Radiography is an examination that does not provide specific findings in the initial stages of the disease but later highlights findings strongly correlated with RA such as the presence of bone erosions at the level of the areas located between the insertion of the joint capsule and the beginning of the part of bone protected by the presence of cartilage (dette aree nude o “bare areas”). The reduction of the cartilage, unlike osteoarthritis, it is of a homogeneous type and not limited to the areas that are most subjected to the load.

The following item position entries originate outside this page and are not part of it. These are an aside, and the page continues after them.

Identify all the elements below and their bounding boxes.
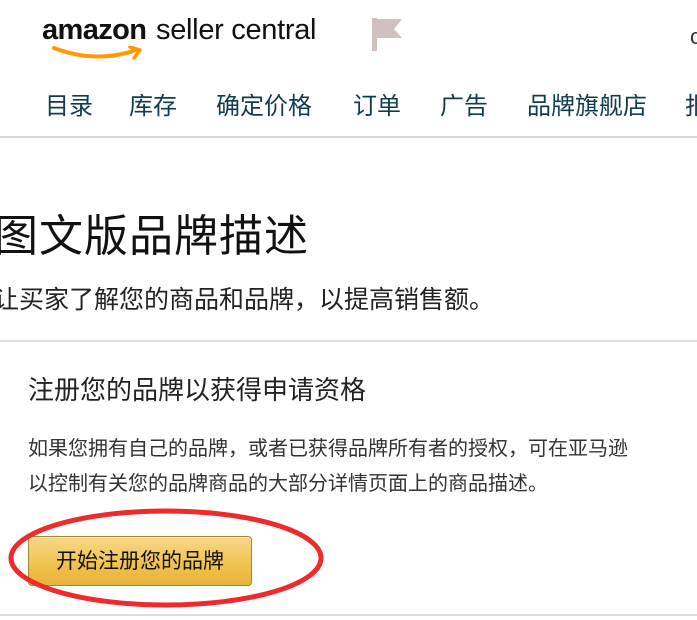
nav-item-catalog[interactable]: 目录 bbox=[45, 86, 93, 121]
card-divider bbox=[0, 340, 697, 342]
card-description-line-2: 以控制有关您的品牌商品的大部分详情页面上的商品描述。 bbox=[28, 471, 548, 495]
flag-icon[interactable] bbox=[370, 16, 404, 52]
card-title: 注册您的品牌以获得申请资格 bbox=[28, 376, 367, 406]
nav-item-stores[interactable]: 品牌旗舰店 bbox=[527, 86, 647, 121]
footer-divider bbox=[0, 614, 697, 616]
header-truncated-text: c bbox=[690, 24, 697, 49]
nav-item-reports[interactable]: 报 bbox=[685, 86, 697, 121]
page-subtitle: 让买家了解您的商品和品牌，以提高销售额。 bbox=[0, 285, 495, 314]
card-description-line-1: 如果您拥有自己的品牌，或者已获得品牌所有者的授权，可在亚马逊 bbox=[28, 436, 628, 460]
page-title: 图文版品牌描述 bbox=[0, 211, 309, 262]
amazon-seller-central-logo[interactable]: amazon seller central bbox=[42, 14, 332, 60]
nav-item-orders[interactable]: 订单 bbox=[353, 86, 401, 121]
start-brand-registration-button[interactable]: 开始注册您的品牌 bbox=[28, 536, 252, 586]
main-navigation: 目录 库存 确定价格 订单 广告 品牌旗舰店 报 bbox=[0, 86, 697, 122]
header-divider bbox=[0, 136, 697, 138]
nav-item-pricing[interactable]: 确定价格 bbox=[216, 86, 312, 121]
logo-brand-text: amazon bbox=[42, 14, 147, 46]
amazon-smile-icon bbox=[52, 46, 142, 60]
nav-item-inventory[interactable]: 库存 bbox=[129, 86, 177, 121]
nav-item-advertising[interactable]: 广告 bbox=[440, 86, 488, 121]
logo-suffix-text: seller central bbox=[156, 14, 317, 46]
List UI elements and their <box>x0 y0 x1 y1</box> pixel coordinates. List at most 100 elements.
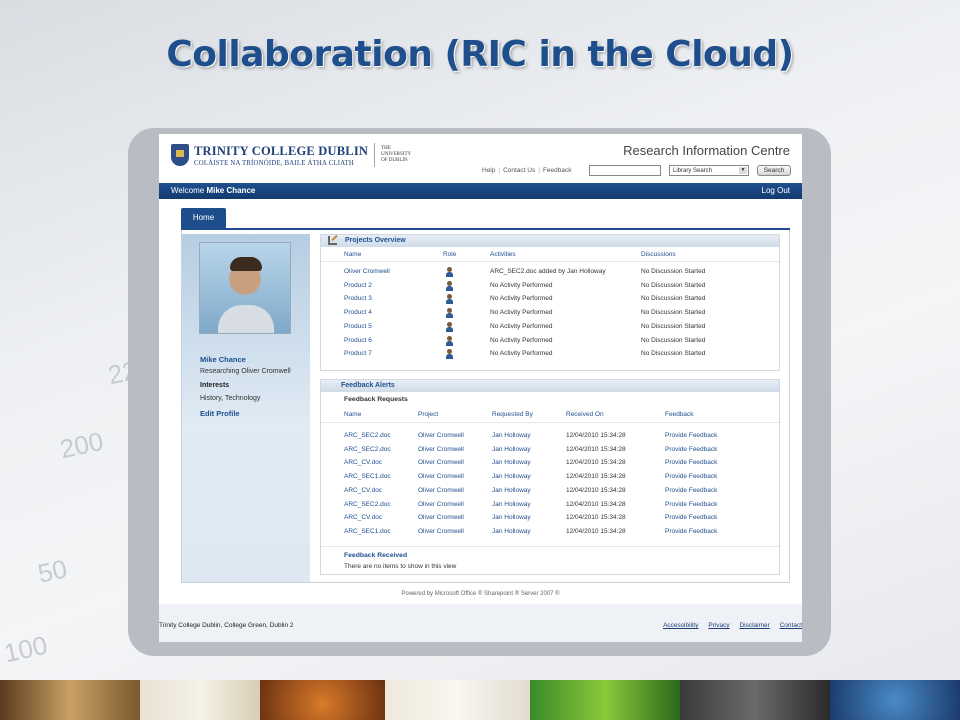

The medical therapy of RA aims to counteract the inflammation and painful symptoms. Then there are new categories of drugs, including biological drugs produced by genetic engineering, that have opened the door to new treatments. From the Istituto Superiore di Sanità website (https://www.issalute.it/index.php/saluteaz-saz/a/582-artrite-reumatoide#terapia) we learn that:

  • Rheumatoid arthritis is a disease that persists over time (chronicle), requires prolonged therapy e, in some cases, continuous. Indeed, only a few patients reach a complete recovery while most of them have to be treated for a long time.
  • Therapy should be started as quickly as possible, before the inflamed joints are permanently damaged.
  • The evolution of the disease varies from person to person. The disturbances (symptoms) may appear gradually, even over the course of several weeks or a few months.
  • Most sufferers go through periods characterized by disturbances (symptoms) acute alternating with periods in which the pain is almost absent.
  • In Italy, the number of cases of rheumatoid arthritis in the general population (prevalence) is approximately equal to 0,5% and the sick are estimated to be among the 200.000 e i 300.000.

THE REHABILITATION

Rehabilitation is very important for patients suffering from this pathology. RA is a disease that undergoes active phases and phases of remission.

If it is true that in active phases, where the inflammation is present, it should be recommended to keep the joints at rest, in the phases of remission it is essential to intervene to keep one proper joint function and prevent them from undergoing structural alterations that could otherwise degenerate into important situations such as ankylosis. The rehabilitation intervention also aims to maintain/restore the right tone level, forza, muscle mass and function necessary for the proper functioning of the joints. The muscles, indeed, in this pathology they are affected both by periods of inactivity due to the active phases of the pathology and by the side effects of cortisone (cortisone myopathy).

Correct muscular activity is necessary to protect the joints from functional overloads and incorrect movements that can contribute to altering their structure.

BIBLIOGRAPHY:

German, Silvanus, Pier Franca Gambari, and Leonardo Punzi. Rheumatic diseases. McGraw-Hill, 2007.